The value attached to her letters by some of her correspondents, even during her lifetime, was so considerable that it produced from one of them, the late Judge Vanderkemp, of New York, a request that a collection should then be made for publication. In allusion to this, Mrs. Adams writes in a note to a female friend,—

"The President has a letter from Vanderkemp, in which he proposes to have him send a collection of my letters to publish! A pretty figure I should make. No. No. I have not any ambition to appear in print. Heedless and inaccurate as I am, I have too much vanity to risk my reputation before the public."
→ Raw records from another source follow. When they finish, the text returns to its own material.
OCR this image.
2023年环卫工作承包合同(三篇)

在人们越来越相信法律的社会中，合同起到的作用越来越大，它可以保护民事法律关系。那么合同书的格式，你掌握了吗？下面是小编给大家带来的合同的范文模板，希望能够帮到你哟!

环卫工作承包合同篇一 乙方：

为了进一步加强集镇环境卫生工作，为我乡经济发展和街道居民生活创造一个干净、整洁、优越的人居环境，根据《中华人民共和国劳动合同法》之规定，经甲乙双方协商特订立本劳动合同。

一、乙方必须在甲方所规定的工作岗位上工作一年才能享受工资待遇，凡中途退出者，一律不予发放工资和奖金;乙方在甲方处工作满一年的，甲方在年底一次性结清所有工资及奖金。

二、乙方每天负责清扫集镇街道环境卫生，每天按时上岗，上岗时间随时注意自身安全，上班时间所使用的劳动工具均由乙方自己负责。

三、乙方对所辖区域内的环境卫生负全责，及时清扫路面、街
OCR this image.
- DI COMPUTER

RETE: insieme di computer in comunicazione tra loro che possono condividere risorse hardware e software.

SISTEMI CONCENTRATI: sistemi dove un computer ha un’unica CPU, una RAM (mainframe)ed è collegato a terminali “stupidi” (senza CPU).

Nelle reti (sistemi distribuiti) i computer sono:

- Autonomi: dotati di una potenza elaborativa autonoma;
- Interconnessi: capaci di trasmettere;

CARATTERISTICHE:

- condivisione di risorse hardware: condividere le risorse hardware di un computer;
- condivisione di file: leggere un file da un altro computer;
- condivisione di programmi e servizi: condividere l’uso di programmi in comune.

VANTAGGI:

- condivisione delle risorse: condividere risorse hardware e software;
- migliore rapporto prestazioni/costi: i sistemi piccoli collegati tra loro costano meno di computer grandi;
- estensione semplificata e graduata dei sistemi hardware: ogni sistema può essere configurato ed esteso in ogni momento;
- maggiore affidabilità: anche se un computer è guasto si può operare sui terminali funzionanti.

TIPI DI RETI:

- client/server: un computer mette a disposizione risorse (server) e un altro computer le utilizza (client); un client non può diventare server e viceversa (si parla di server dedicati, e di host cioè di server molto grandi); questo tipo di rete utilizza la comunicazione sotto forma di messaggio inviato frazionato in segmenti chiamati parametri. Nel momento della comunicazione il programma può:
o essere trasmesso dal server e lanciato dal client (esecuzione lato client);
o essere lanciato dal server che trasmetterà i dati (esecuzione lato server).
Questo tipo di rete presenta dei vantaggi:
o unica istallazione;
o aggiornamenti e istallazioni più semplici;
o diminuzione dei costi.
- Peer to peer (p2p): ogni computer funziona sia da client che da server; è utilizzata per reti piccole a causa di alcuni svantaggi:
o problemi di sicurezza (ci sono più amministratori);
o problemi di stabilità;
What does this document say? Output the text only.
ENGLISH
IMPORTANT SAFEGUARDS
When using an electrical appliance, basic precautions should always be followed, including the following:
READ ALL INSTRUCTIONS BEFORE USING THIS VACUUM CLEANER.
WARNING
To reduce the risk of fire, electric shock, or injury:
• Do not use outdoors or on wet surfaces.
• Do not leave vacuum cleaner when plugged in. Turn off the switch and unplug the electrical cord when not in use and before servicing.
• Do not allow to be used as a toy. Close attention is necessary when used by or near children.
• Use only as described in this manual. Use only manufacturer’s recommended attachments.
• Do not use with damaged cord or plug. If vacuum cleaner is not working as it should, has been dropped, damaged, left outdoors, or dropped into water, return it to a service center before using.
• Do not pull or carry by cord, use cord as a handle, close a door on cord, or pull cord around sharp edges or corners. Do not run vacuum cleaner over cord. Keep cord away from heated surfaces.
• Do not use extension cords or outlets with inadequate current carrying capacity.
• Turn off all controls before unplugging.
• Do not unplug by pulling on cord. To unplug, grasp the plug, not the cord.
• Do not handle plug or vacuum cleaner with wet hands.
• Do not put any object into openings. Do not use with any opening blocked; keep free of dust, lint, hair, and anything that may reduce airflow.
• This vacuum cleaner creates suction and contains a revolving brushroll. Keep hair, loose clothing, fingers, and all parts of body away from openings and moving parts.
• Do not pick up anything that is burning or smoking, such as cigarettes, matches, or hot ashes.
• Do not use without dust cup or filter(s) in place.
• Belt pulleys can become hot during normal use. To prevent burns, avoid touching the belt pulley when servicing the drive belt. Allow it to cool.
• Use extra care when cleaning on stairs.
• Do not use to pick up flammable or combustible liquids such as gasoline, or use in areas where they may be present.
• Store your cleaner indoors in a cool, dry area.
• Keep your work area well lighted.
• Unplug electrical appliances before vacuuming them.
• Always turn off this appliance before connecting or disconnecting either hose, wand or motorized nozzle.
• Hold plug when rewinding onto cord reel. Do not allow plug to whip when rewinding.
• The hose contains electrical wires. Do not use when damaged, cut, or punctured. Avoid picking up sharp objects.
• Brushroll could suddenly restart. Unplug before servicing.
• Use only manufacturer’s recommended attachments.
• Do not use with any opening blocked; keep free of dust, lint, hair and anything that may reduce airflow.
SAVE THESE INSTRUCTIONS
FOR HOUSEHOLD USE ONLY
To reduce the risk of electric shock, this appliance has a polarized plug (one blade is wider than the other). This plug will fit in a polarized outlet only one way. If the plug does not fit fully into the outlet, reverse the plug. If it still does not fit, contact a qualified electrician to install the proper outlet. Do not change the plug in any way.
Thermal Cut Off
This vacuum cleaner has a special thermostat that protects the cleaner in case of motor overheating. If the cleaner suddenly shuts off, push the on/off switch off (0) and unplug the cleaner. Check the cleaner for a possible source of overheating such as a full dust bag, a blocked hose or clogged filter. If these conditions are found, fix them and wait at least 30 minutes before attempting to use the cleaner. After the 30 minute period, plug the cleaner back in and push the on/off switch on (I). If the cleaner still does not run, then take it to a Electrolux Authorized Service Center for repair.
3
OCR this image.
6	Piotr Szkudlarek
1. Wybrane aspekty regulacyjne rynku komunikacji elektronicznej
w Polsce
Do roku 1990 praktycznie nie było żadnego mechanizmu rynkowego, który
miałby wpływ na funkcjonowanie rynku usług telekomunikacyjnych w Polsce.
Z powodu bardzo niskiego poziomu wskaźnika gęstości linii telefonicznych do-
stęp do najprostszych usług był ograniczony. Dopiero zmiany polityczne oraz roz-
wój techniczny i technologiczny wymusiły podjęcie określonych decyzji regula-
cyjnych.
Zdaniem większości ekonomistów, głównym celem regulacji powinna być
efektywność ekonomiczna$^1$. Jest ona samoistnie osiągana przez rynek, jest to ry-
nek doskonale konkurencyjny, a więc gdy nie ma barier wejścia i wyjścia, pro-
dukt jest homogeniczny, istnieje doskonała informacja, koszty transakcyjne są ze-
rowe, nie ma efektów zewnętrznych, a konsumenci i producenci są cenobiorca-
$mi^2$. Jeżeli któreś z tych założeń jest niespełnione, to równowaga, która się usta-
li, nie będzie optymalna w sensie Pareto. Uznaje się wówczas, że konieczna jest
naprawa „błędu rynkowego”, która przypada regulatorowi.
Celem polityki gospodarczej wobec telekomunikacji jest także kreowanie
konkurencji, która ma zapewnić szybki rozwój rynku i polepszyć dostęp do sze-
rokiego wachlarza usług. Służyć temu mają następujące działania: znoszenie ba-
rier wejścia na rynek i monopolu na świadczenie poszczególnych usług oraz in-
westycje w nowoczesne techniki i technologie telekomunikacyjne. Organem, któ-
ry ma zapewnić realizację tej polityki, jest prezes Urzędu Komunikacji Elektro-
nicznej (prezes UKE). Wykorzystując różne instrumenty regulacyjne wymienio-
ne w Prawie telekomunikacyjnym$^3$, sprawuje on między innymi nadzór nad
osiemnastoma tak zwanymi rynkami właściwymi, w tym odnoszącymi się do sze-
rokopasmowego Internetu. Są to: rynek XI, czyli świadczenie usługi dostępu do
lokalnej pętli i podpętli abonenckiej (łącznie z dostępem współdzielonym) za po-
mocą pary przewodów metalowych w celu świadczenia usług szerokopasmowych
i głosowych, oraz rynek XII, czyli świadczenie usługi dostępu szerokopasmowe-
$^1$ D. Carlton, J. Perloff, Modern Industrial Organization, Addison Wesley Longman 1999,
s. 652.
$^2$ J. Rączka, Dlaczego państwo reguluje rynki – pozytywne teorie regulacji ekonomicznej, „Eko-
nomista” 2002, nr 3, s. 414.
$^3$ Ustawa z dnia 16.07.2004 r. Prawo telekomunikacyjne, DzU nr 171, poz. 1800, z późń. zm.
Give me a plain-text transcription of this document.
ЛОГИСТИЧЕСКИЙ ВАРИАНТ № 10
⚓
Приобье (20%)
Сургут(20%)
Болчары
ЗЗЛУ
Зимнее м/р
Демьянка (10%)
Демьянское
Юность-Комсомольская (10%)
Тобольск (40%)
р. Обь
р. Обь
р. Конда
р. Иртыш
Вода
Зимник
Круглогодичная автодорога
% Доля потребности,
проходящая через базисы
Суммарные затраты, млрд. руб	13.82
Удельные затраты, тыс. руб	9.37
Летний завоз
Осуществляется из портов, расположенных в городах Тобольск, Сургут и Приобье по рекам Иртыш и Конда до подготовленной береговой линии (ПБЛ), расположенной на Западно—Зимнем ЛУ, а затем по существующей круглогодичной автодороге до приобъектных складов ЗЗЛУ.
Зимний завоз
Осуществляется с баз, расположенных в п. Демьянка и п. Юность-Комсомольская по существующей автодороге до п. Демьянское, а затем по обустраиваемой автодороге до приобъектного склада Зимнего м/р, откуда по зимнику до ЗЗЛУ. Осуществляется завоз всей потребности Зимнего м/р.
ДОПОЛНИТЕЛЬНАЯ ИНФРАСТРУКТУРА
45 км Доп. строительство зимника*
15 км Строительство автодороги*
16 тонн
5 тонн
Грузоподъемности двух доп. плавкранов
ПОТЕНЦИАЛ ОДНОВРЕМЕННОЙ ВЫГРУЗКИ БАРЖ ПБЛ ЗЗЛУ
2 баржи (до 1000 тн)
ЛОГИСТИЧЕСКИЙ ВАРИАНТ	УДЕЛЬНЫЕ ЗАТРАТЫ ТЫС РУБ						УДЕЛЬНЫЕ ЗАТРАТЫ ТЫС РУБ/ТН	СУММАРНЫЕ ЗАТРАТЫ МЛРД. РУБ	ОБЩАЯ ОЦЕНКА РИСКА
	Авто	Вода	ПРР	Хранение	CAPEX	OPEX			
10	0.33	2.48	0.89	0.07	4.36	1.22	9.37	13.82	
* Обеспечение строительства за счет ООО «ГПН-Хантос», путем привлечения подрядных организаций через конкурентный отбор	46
And on the same day she replies to Judge Vanderkemp as follows:—

"Quincy, 24 January, 1818.

"My dear Sir,—When President Monroe was in Boston, upon his late tour, encompassed by citizens, surrounded by the military, harassed by invitations to parties and applications innumerable for office, some gentleman asked him if he was not completely worn out? To which he replied, 'Oh no. A little flattery will support a man through great fatigue.' I may apply the observation to myself, and say that the flattery in your letter leads me to break through the aversion, which is daily increasing upon me, to writing.

"You terrify me, my dear sir, when you ask for letters of mine to publish. It is true that Dr. Disney, to whom the late Mr. Hollis bequeathed his property, found amongst his papers some letters from the President and from me, which he asked permission to publish. We had both forgotten the contents of them, but left them to his judgment to do with them as he pleased, and accordingly he published some of them. One other letter to my son, when he first went to France in the year 1778, by some means or other was published in an English magazine; and those, I believe, are all the mighty works of mine which ever have, or will, by my consent, appear before the public. Style I never studied. My language is

"'Warm from the heart and faithful to its fires,'

the spontaneous effusions of friendship. As such I tender them to Mr. Vanderkemp, sure of his indulgence, since I make no pretensions to the character which he professes to fear, that of a learned lady."


These observations are strictly true. To learning, in the ordinary sense of that term, Mrs. Adams could make no claim. Her reading had been extensive in the lighter departments of literature, and she was well acquainted with the poets in her own language; but it went no further. It is the soul, shining through the words, that gives to them their great attraction; the spirit, ever equal to the occasion, whether a great or a small one,—a spirit inquisitive and earnest in the little details of life, as when she was in France and England, playful when she describes daily duties,[11] but rising to the call when the roar of cannon is in her ears,[12] or when she reproves her husband for not knowing her better than to think her a coward, and to fear telling her bad news,[13] or when she warns her son that she "would rather he had found his grave in the ocean, or that any untimely death should crop him in his infant years, than see him an immoral, profligate, or graceless child."[14]